Our scoping review highlighted a paucity of data regarding the effect of race and ethnicity on SNOT-22 scores. Although the Bergmark (2018) study was commendable in its intentions, this data had significant limitations. First, considering racial groupings, 93.7% of the study population identified as white, in a city where recent census data show that 44.4% are white [21
]. This implies a high risk of selection bias. Although some power calculations were performed, ethnicity and racial groupings of the size reported would appear liable to a type 2 error, noting that a non-significant trend toward lower QoL scores was reported in non-white patients. Finally, the groupings assessed—namely, white vs. non-white and Hispanic vs. non-Hispanic, cannot be considered generalizable to all ethnic and racial groupings. Based on this one study, and noting its limitations, it seems inappropriate, therefore, to generalize that ethnicity does not impact total SNOT-22 scores.

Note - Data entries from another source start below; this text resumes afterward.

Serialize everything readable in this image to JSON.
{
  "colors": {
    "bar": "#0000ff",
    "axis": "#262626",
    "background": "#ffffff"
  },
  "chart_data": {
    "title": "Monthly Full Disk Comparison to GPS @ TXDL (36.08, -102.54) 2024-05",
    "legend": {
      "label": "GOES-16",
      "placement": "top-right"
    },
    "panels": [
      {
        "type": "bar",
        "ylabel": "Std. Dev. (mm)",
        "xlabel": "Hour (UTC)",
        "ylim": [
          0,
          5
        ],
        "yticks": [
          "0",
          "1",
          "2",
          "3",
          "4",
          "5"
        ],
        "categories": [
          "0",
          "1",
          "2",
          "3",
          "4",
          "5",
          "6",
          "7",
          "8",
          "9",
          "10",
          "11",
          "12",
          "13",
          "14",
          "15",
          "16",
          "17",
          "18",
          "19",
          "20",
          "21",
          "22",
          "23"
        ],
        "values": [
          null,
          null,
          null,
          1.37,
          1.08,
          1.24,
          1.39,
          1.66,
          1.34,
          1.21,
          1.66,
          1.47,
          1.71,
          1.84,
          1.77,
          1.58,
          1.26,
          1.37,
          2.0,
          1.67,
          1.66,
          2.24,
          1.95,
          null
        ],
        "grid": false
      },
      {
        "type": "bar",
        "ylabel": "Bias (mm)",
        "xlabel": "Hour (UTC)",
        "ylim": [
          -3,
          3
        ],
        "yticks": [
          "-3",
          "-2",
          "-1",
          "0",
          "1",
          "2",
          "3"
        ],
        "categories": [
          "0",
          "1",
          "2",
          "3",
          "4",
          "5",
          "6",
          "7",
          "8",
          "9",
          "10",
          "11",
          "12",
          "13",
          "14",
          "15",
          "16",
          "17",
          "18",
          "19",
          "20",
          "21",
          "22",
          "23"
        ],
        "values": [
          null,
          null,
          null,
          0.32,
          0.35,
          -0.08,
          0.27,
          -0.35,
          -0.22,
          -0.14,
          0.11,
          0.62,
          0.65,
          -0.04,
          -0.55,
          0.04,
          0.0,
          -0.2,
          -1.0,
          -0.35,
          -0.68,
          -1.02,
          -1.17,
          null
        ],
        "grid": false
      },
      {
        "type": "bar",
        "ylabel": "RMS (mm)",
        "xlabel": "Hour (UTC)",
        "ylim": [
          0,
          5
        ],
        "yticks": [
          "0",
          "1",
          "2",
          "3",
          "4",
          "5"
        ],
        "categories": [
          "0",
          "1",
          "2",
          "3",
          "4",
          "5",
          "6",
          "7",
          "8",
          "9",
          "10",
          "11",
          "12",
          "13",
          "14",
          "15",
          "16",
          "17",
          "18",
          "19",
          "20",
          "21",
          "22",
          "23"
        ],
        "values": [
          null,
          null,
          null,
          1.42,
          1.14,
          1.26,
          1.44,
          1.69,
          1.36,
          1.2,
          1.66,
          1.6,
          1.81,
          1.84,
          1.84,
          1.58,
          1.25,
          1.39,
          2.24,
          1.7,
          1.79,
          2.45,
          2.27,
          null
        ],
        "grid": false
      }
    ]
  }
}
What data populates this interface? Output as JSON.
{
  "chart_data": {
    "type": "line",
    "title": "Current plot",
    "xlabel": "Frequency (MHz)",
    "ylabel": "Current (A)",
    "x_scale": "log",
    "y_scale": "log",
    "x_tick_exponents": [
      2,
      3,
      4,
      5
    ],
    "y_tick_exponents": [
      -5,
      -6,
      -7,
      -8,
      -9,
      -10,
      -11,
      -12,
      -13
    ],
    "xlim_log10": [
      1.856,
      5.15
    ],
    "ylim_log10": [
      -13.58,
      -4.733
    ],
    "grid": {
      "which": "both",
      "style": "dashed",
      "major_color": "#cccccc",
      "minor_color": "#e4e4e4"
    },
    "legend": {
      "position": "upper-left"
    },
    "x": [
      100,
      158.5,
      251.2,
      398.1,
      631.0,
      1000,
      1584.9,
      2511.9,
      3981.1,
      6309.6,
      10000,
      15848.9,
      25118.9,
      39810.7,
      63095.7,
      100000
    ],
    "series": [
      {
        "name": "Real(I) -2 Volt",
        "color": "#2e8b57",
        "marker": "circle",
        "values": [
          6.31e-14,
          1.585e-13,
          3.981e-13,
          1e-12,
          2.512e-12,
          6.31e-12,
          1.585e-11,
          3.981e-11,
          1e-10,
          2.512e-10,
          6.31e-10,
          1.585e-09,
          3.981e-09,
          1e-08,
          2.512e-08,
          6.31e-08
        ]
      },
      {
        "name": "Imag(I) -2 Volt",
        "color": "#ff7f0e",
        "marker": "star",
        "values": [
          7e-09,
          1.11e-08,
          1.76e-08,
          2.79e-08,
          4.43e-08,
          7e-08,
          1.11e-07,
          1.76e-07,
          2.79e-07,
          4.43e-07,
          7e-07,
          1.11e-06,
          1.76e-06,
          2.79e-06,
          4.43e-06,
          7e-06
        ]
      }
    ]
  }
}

Two articles report higher total SNOT-22 scores within minority populations at presentation. However, they also identify that the disease burden was substantially higher in those groups. Thus, the comparison of SNOT-22 scores does not identify if minority populations with equivalent CRS severity under-report on total SNOT-22 scores [11
Data from other fields both within and outside of ORL indicate that ethnic variabilities exist regarding self-reporting of symptom burden with symptoms relatively under-represented by non-white populations. It seems reasonable to hypothesize, therefore, that using the SNOT-22 score or other QoL measures in rhinology contributes to inequitable treatment of non-white populations. Unfortunately, however, we are unable to prove or disprove this hypothesis.
The described study of ARS patients may be limited by an inaccurate diagnosis of ARS in the ED setting, owing to differential diagnoses such as migraine. However, it does raise the possibility that there may be ethnic and racial variation within the various SNOT-22 domains, as well as with respect to the total SNOT-22 score, meriting further study.
In summary, the literature discussed in this review identifies ethnic variability in symptom reporting. However, there are no conclusive data to prove or disprove our hypothesis. Research is required to identify ethnic variations in total SNOT-22 scores but also within the domains of the SNOT-22 score. Ideally, a large prospective study with ethnic and racial groupings representative of the local population should be performed. This would ideally be a multi-centered or even multi-national study. This study may face challenges owing to the inadequate referral of non-white patients to tertiary centers, generating selection bias. Objective measures such as the Lund-Mackay score (LMS) or endoscopic scores could be used as comparators.